Today the SMF held their second debate in a series focused on examining and evaluating each party manifesto. After last week’s debate on the Conservative manifesto, today was the turn of the Labour manifesto.

At the front of a packed room sat three panellists: Sonia Sodha, a former advisor to Ed Miliband; Ryan Shorthouse, founder and director of Bright Blue; and Ryan Bourne, head of public policy at the Institute of Economic Affairs. Chairing the discussion was Emran Mian of the SMF who made a quick plea to the panellists to keep the focus on the policies in the document rather than speculating on what the possible election result would be.

Mian kicked off the debate by giving each panellist an opportunity to discuss a Labour Policy commitment they support or admire.

Sodha praised the manifesto for its commitments to house building, rent caps and extending childcare. And unlike what some people might have the public believe, this manifesto is not a radical red document. However, she was also ready to state her scepticism about some of the document’s more populist policies. Her concerns focussed on the stamp duty cut and university tuition fees.

Ryan Shorthouse gave the document some back-handed praise with an answer that shared some similarities with that of Sodha’s. Wearing red shoes especially for the occasion, Shorthouse noted the manifesto was surprisingly conservative and marked with timidity and triangulation. In the document there wasn’t much that matched Ed Miliband’s campaign rhetoric. Shorthouse even went as far as to say that much of the manifesto seemed to be focused on carrying on the Coalition agenda, noting Labour’s commitment to maintaining the triple lock on pensions and extending childcare.

Ryan Bourne was slower to praise the document. He focused on what seemed to be Labour’s new commitment to spending responsibility and noted that however vague their plans to fund new policies, at least Labour had started filling in the details on to how to do so. Bourne said this document marked a hopeful transition to fiscal realism on the Labour parties’ part.

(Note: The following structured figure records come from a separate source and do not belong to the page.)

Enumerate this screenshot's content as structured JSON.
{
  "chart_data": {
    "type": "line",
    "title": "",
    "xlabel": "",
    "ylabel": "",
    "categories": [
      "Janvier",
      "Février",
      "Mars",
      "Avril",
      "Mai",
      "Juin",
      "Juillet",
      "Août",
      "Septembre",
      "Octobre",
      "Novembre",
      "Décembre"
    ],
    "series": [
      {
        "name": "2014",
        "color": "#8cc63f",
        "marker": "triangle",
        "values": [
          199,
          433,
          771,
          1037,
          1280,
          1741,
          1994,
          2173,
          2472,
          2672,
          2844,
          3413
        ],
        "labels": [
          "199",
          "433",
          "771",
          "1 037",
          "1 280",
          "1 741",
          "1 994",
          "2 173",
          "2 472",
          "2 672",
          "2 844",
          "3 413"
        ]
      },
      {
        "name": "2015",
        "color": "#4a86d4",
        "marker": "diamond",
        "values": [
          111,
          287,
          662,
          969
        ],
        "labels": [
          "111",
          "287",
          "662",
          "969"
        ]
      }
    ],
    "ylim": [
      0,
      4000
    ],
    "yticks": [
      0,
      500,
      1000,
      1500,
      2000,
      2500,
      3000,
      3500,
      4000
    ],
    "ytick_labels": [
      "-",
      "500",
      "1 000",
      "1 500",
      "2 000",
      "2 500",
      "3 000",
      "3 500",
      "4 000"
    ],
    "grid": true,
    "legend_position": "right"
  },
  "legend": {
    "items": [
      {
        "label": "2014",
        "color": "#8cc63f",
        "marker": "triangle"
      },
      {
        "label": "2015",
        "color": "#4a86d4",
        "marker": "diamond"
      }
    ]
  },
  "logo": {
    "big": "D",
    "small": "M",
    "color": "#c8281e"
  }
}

The first real back-and-forth of the debate took place when the panellists began discussing housing. Sodha and Bourne stood on opposite sides of the issue when it came to rent control. Bourne argued that while Labour’s policy on rent control would not be disastrous, it wouldn’t help the problem because Landlords could actually front load rent. This in turn would cause rents to rise and not fall.

Sodha dismissed Bourne’s concerns, saying that while the policy may not solve the problem of higher rents it could overall improve the issue. In the end the two came to a loose agreement saying that what the government needed to do if they want to solve the housing crisis was to actually build more houses.

The final part of the debate before the audience was allowed to ask questions focused on the economy and fiscal policies. Bourne and Shorthouse more or less agreed that the Labour Manifesto read as an attempt to prove itself to be a party of fiscal prudence. And while Labour steered away from making too many large spending commitments, the manifesto lacked a clear vision and didn’t include any of the root and branch reform needed. Shorthouse said that the Manifesto focused too heavily on subsidising problem areas such as housing, rather than enacting root and branch supply-side reform.

The question-and-answer portion of the debate opened with a question on the lack of policy that would address income inequality and equity in the UK. Sodha took a strong stance, stating in very general terms that making work pay is important, but then moving on to say that the Tories would do more to actually grow inequality with their welfare cuts.

Shorthouse said that Labour missed a trick when it failed to made the universal credit contributory-based. Giving people more leisure time is not as important as making work rewarding. If people are rewarded based on their contribution and feel rewarded by their work, society moves a more equitable position. Bourne said that equality would come with productivity: Increase the productivity of labourers and you increase revenue.

Another audience question that sparked interesting debate was that of zero-hour contracts. Bourne argued that while flexibility is key in the labour market, employers would exploit loopholes in the system. Employers could move to hiring more agency staff or firing those on zero hour contracts after 10 weeks.

Sohda took a slightly different approach to the issues, providing the audience with an anecdote about university graduates who were only able to find zero hour contract jobs and spent most of their time sitting at home waiting to see how many hours they could get down working at the local pub. Shorthouse said that like all aspects of government, there needs to be a nimbleness in policy that addresses and helps those who are disaffected, but leaves alone those having positive experiences.

Despite only lasting an hour the informal debate managed to cover what seemed to be the most important issues surrounding the manifesto. Despite certain partisan biases, the discussion was fair and was able to focus on both the positive and negatives of the major proposals.